New York: Corruption-ridden Medical Council of India (MCI), set up 76 years ago to regulate medical education in the country, was on Saturday dissolved in the wake of a recent scam and was replaced by a six-member panel of eminent doctors, led by gastroenterologist S K Sarin.
An ordinance dissolving the scam-tainted MCI was signed by President Pratibha Patil and notified by the Law Ministry.
The six-member panel would be headed by Dr S K Sarin and the members will include Drs Ranjit Roy Chowdhary, Sita Naik, Gautam Sen, Devi Shetty and R L Salhan.
Dr Sarin is currently the Director Professor of Gastroenterology at the G B Pant Hospital in the capital. He is an AIIMS alumnus and has been in several other Government panels.
The panel will be in charge till the next one year, Health Secretary Sujatha Rao said.
The Government has said it would bring in a new law for the formation of an overarching body to regulate medical education in the country.

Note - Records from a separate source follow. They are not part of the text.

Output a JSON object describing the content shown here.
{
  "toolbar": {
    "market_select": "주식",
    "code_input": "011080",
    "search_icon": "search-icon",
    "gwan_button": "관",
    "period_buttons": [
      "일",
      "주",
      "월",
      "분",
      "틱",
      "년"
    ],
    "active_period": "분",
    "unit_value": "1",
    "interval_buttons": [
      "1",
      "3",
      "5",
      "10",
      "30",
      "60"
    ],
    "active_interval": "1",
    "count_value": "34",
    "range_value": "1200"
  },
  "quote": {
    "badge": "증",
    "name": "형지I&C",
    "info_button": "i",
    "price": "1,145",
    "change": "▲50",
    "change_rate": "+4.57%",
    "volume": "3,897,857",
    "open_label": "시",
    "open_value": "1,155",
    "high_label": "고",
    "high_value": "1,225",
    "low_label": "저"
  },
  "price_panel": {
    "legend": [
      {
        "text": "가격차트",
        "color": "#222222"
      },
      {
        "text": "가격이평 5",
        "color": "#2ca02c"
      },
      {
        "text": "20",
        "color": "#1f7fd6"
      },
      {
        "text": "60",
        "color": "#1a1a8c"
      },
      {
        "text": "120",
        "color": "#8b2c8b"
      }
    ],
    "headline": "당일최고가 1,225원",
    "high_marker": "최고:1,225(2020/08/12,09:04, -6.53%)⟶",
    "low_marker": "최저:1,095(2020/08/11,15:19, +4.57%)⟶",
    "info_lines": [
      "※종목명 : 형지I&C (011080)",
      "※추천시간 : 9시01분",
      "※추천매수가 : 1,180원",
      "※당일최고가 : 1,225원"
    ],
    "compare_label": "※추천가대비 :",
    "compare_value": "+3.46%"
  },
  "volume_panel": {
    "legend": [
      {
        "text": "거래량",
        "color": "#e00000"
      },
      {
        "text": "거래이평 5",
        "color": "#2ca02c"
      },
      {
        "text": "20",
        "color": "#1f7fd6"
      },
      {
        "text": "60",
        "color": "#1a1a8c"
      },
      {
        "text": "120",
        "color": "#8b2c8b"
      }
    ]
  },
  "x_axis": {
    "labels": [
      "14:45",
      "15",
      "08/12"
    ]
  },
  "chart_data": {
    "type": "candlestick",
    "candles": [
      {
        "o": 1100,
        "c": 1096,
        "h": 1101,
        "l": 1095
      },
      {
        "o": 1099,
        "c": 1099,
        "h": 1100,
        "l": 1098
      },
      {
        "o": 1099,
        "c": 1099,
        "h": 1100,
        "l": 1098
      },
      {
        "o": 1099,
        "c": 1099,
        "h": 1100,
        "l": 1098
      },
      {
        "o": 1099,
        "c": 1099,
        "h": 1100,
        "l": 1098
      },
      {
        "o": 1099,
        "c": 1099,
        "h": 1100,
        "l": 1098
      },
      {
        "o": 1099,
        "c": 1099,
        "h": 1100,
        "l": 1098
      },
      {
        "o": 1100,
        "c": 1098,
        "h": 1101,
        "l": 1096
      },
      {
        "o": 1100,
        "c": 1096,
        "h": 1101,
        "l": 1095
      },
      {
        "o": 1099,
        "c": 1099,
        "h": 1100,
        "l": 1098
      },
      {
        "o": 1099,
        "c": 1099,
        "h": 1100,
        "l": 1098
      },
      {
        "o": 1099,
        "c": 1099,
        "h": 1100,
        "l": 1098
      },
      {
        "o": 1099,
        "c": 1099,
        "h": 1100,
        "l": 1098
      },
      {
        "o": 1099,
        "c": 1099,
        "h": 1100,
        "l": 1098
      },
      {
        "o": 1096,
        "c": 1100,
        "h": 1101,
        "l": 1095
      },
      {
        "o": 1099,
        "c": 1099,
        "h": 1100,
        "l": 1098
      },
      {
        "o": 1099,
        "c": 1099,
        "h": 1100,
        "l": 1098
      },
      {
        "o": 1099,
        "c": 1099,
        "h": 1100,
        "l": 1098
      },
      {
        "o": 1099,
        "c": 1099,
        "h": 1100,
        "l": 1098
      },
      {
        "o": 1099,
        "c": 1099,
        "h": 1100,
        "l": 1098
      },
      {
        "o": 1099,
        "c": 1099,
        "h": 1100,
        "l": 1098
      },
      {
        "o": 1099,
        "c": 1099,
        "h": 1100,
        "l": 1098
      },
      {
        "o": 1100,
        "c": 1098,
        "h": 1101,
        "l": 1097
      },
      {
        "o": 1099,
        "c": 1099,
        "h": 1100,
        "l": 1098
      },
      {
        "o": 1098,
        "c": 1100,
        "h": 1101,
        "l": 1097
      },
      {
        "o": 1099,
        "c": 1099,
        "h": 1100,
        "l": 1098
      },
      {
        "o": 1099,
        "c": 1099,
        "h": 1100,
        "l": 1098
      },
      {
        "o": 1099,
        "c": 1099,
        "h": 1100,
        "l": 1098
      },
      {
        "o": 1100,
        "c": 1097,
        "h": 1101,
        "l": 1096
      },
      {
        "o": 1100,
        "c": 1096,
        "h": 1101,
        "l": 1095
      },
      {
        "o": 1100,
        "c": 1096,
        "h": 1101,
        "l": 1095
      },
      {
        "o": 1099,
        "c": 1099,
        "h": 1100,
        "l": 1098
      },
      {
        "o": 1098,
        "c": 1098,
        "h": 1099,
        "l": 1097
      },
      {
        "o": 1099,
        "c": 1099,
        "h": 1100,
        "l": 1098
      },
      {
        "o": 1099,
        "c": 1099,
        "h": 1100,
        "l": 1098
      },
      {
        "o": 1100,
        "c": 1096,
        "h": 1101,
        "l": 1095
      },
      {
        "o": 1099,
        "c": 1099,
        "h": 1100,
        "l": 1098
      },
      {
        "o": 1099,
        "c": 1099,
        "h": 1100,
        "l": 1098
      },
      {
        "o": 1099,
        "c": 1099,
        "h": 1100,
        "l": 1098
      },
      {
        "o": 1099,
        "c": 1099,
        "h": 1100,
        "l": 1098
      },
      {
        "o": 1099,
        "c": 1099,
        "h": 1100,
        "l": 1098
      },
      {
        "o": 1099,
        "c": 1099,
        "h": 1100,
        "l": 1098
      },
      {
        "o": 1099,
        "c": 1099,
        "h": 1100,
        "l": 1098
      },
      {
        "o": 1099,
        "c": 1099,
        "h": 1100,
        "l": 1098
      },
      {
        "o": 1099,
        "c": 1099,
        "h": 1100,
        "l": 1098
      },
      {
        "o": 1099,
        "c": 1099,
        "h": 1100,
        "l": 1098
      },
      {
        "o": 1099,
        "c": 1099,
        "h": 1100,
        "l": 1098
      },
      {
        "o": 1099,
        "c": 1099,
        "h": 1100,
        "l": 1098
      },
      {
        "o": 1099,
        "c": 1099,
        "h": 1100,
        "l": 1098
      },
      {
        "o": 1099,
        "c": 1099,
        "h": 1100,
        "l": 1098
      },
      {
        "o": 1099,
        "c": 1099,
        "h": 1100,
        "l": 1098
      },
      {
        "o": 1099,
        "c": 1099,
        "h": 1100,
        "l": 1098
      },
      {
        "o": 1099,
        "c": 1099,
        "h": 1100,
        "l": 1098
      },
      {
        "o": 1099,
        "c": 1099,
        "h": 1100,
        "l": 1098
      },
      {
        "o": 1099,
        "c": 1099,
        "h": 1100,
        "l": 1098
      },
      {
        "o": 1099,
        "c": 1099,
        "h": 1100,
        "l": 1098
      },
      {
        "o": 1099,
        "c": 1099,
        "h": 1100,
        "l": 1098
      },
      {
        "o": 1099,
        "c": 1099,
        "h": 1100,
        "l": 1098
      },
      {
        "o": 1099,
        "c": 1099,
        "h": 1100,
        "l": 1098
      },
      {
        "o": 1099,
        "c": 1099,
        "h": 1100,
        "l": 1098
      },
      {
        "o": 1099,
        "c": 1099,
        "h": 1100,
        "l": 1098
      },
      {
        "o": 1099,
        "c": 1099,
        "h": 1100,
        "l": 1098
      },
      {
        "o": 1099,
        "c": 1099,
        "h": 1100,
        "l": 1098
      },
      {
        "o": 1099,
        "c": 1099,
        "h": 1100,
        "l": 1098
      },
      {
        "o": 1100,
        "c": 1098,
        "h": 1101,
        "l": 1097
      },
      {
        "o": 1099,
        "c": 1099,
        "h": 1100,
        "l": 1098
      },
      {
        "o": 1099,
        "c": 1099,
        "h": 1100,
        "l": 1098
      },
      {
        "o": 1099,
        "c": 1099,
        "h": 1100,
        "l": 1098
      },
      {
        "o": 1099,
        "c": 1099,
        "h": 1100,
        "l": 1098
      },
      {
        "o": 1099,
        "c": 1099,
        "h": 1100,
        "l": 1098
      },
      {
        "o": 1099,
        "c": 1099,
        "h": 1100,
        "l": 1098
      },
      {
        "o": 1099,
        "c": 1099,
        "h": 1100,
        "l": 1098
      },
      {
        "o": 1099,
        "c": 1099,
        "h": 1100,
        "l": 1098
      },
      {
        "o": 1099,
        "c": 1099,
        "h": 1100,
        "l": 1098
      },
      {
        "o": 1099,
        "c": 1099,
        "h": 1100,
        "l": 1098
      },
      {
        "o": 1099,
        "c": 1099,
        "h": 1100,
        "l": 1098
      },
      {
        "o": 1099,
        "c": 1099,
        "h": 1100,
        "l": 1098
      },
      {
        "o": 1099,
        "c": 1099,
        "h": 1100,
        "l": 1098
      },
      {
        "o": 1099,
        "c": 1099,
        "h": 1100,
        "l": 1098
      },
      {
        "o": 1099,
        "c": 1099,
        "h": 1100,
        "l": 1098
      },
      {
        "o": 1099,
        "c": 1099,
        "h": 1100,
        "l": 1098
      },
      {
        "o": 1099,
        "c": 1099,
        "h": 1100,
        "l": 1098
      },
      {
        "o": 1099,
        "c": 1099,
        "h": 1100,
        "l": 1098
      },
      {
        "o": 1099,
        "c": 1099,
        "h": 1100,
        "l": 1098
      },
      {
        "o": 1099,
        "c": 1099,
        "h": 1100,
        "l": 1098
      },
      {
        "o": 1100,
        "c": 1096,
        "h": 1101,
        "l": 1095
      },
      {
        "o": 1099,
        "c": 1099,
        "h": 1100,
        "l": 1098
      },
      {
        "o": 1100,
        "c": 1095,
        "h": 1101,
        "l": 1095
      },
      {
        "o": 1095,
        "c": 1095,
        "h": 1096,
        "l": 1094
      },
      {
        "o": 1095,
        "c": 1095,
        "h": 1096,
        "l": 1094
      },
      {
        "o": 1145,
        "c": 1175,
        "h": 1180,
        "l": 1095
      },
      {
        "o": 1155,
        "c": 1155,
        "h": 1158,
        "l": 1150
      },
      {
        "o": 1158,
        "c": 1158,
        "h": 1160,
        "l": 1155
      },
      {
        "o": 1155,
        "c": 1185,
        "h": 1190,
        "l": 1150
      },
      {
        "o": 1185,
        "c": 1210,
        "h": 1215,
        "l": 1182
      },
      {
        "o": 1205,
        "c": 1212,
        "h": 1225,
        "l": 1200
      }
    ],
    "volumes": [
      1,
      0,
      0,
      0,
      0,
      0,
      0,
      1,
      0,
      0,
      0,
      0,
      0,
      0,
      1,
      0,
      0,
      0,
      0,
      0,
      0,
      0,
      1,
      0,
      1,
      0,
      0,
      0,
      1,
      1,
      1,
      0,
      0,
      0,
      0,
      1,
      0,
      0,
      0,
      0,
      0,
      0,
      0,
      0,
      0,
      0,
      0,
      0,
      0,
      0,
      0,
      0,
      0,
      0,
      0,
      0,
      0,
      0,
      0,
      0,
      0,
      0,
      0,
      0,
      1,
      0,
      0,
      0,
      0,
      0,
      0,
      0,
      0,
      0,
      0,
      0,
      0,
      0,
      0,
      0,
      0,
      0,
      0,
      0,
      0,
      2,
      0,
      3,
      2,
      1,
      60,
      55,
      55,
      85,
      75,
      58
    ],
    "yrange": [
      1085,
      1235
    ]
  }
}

Rao had on Friday said a draft law for the formation of such a body would be formulated within a month. She added that the draft law would be a legislative response to the credibility crisis which the MCI was in.
She said that another option was to bring in an amendment to the MCI Act of 1956 to give Government some power in the regulatory body.
MCI president Ketan Desai was arrested on April 22 by CBI for allegedly accepting bribe of Rs two crore to give permission to a Punjab medical college to recruit a fresh batch of students without having requisite infrastructure.
The MCI was established in 1934 under the Indian Medical Council Act, 1933, now repealed, with the main function of establishing uniform standards of higher qualifications in medicine and recognition of medical institutions in India and abroad.
In 1956, the old Act was repealed and a new one was enacted. This was further modified in 1964, 1993 and 2001.
The objectives of the Council include maintenance of uniform standards of medical education, both undergraduate and postgraduate and recommendation for recognition or de-recognition of medical qualifications of institutions of India or foreign countries.